Der aus dem amerikanischen Englischen ins Deutsche übernommene Begriff Groove (auch als „das Stück groovt“, „groovy“) wird mehrfach und „mehrdimensional“[1] interpretiert:

  • als musikalischer Fachterminus für eine für ein Musikstück typische Rhythmusfigur oder rhythmisch-metrisches Grundmodell oder -muster (beispielsweise der durchgezogene Rhythmus des Cha-Cha-Cha oder des Bolero wären so ein Groove). Man unterscheidet unter anderem verschiedene Taktarten und innerhalb dieser binäre und ternäre Grooves sowie die Verteilung der Betonungen. Swing ist beispielsweise charakterisiert durch den Viervierteltakt und das sich wiederholende Muster einer Viertelnote, einer Triolenviertel und einer Triolenachtel. Der Song „Take Five“ ist im Fünfvierteltakt und durch das markante Muster Triolenviertel, Viertel, Triolenachtel, Viertel, Viertel, Viertel und der Betonung auf 1 und 4 beinahe zu identifizieren.
  • Das schwingende Spiel und Zusammenspiel von Musikern im Mikrotimingbereich (siehe dazu Swing (Rhythmus)#Erzeugung und Wirkung). So klingt ein laid back-gespielter Viervierteltakt („laid back“ im Sinne von zurückgezogen, gebremst) anders, als wenn er gerade gespielt wird.[2] Vermutlich sind die Mittel zur Erzeugung eines Groove-Empfindens vom jeweiligen Musikstil abhängig: Experimentelle Studien zeigen, dass beispielsweise Schlagzeug-Rhythmen dann das stärkste Bewegungsgefühl stimulieren, wenn das Pattern ohne mikrozeitliche Schwankungen (quantisiert) dargeboten wird. Diese „Ästhetik der Exaktheit“ gilt hierbei zunächst aber nur für bestimmte Formen der Rockmusik.[3] Jedoch kann die aktuelle Befundlage zur Groove-Empfindung und mikrorhythmischer Abweichung, die auch nur der besseren Wahrnehmung einzelnen Instrumente dienen kann,[1] als gemischt angesehen werden.

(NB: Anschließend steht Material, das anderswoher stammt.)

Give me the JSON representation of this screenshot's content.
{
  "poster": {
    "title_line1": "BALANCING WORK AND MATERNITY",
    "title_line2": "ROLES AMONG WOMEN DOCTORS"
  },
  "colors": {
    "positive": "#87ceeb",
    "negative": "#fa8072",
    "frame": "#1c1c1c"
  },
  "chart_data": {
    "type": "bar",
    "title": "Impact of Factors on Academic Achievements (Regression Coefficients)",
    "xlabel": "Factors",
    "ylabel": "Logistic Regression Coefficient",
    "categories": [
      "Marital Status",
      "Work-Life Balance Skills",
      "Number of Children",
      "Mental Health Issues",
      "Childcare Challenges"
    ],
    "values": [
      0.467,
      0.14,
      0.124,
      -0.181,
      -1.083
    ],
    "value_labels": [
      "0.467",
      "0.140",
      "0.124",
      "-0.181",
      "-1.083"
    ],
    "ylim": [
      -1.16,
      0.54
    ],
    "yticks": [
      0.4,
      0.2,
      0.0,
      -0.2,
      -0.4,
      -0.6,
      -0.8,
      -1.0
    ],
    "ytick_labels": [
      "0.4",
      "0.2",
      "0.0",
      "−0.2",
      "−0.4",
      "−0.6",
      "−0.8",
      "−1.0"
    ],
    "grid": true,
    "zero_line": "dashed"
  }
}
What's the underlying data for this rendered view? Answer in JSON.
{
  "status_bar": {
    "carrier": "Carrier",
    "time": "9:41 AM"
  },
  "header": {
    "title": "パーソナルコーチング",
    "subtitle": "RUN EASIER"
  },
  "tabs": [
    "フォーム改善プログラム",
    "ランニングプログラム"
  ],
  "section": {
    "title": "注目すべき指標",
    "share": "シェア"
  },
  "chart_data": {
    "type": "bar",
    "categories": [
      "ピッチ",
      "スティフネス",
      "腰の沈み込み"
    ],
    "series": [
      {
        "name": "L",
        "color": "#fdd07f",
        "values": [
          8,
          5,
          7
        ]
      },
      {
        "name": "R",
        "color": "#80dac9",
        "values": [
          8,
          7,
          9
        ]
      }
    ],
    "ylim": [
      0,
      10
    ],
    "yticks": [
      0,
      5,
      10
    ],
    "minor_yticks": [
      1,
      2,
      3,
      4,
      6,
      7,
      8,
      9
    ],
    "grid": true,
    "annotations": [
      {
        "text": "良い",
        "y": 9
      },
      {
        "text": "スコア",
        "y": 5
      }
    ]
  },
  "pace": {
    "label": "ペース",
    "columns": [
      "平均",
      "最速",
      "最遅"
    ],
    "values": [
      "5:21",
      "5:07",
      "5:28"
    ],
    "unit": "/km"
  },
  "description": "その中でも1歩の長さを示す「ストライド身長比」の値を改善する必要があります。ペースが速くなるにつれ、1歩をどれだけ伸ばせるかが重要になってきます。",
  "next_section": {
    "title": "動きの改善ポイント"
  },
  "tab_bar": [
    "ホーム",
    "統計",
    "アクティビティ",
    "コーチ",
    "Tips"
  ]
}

Eine Untersuchung von 2016 erbrachte z. B. keine Unterschiede von exaktem, "quantisiertem" Timing und bestimmter Asynchronitäten hinsichtlich der Groove-Empfindung bei zeitgenössischer Musik[4], während eine Arbeit von Benjamin Burkhart das Zusammenspiel von Mikro- und Makrotiming, im spezifischen Kontext, als relevante Groovekriterien ansieht.[5] In Musik mit afrikanischem Erbe werden die Pulse der metrischen Struktur in einem zyklisch wiederkehrenden Muster gestreckt und gedehnt. Im binären Metrum, wie beispielsweise dem 4/4-Takt, ergibt sich der sogenannte Swing oder Shuffle, der meist aus einem langen Puls auf der betonten Zählzeiten (Beat) besteht und von einem kurzen Puls auf der unbetonten Zählzeit (Offbeat) gefolgt wird (Lang-Kurz-Pattern).[6] Im ternären Metrum, wie dem 6/8-Takt, ergibt sich eine Dreiteilung der Viertelnoten (Beats) in Pulse unterschiedlicher Längen, wie beispielsweise Lang-Mittel-Kurz oder Kurz-Mittel-Lang.[7] Bei polymetrischer Musik werden häufig die binären und ternären Formen überlagert, wodurch ein zyklisches Timing-Muster der Länge von sechs Pulsen entsteht.[8]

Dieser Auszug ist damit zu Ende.